Āsana vient de la racine sanskrite « as », qui signifie s'asseoir ou être établi dans une position. Dans les Yoga Sutras de Patanjali, le terme désignait spécifiquement un siège stable et confortable pour la méditation, et non les milliers de postures physiques qu'on associe au yoga moderne. L'instruction complète tient dans le Sutra 2.46 : Sthira Sukham Āsanam, c'est-à-dire que la posture doit incarner à la fois la stabilité (sthira) et l'aisance (sukha). Le vaste répertoire de postures pratiquées aujourd'hui s'est développé en grande partie au vingtième siècle.

Quelle est la différence entre Sthira et Sukha ?

Sthira signifie stabilité, force et attention focalisée. C'est l'effort et l'engagement nécessaires pour tenir une posture et maintenir une présence mentale.
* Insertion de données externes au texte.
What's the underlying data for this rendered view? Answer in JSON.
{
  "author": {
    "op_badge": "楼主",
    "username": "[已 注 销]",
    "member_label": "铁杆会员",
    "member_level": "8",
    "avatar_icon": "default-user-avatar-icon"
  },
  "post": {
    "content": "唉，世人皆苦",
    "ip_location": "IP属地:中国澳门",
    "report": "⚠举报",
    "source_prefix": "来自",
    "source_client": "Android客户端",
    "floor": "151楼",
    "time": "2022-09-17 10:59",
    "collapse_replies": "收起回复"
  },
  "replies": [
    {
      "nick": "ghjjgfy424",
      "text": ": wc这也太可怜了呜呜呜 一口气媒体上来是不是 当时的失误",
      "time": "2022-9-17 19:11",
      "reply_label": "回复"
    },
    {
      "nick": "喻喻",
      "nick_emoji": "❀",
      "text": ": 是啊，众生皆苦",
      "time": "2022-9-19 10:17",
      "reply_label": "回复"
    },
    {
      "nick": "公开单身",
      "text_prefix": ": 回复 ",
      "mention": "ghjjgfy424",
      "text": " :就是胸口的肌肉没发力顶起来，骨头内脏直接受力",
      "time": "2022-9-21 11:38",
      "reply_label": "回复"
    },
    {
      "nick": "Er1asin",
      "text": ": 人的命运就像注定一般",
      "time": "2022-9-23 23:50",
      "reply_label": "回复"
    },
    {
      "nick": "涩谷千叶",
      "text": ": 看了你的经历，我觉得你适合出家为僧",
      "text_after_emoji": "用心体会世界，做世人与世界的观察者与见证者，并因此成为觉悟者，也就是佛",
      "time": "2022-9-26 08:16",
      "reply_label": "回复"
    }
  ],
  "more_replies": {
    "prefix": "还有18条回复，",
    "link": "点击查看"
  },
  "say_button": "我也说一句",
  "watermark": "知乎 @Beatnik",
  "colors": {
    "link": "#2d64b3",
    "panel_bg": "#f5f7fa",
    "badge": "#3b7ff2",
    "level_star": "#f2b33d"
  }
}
Sukha signifie aisance, confort et « bon espace », une référence originelle au moyeu de roue de char bien ajusté qui permet un trajet fluide. En pratique, sthira est le feu et sukha est l'eau. Une posture (ou une vie) avec uniquement sthira devient rigide et tendue. Avec uniquement sukha, elle devient informe et sans direction. La pratique consiste à trouver l'équilibre entre les deux, un équilibre qui se déplace d'instant en instant.

Peut-on pratiquer les principes d'Āsana sans faire de postures de yoga ?

Oui. Sthira sukham, le principe fondamental d'āsana, s'applique partout où tu tiens une position ou navigues entre effort et aisance. S'asseoir à un bureau les pieds ancrés et les épaules détendues, c'est āsana. Maintenir des limites dans une relation tout en restant ouvert·e au point de vue de l'autre, c'est āsana. Garder sa stabilité émotionnelle lors d'une conversation difficile sans se fermer, c'est āsana. Les postures physiques sont un terrain d'entraînement, mais les principes s'étendent à chaque domaine du quotidien.

Quel est le lien entre Āsana et les Yamas et Niyamas ?

Les huit membres du yoga fonctionnent ensemble, pas comme une séquence à compléter un à un. Āsana pratiqué sans Ahimsa (non-violence) devient de l'auto-maltraitance par le surmenage. Sans Satya (vérité), il devient une performance plutôt qu'une pratique honnête. Tapas (discipline) fournit l'engagement de continuer à pratiquer malgré la résistance, tandis que Santosha (contentement) empêche la pratique de se transformer en quête anxieuse de perfection. Les postures physiques sont l'endroit où les principes éthiques et personnels des deux premiers membres deviennent tangibles et incarnés.

Le yoga se résume-t-il à de l'exercice physique ?

Non. Les postures physiques (āsana) ne sont qu'un des huit membres du chemin yogique de Patanjali. Les deux premiers membres, les Yamas et les Niyamas, traitent de l'éthique et de la discipline personnelle. Les membres qui suivent āsana, soit Pranayama (travail du souffle), Pratyahara (retrait des sens), Dharana (concentration), Dhyana (méditation) et Samadhi (absorption), progressent vers l'intérieur. L'accent moderne sur les postures physiques reflète les préférences du marché du vingtième siècle, pas l'orientation originelle de la tradition. Āsana a de la valeur, mais il a toujours été conçu comme une préparation aux pratiques contemplatives plus profondes qui suivent.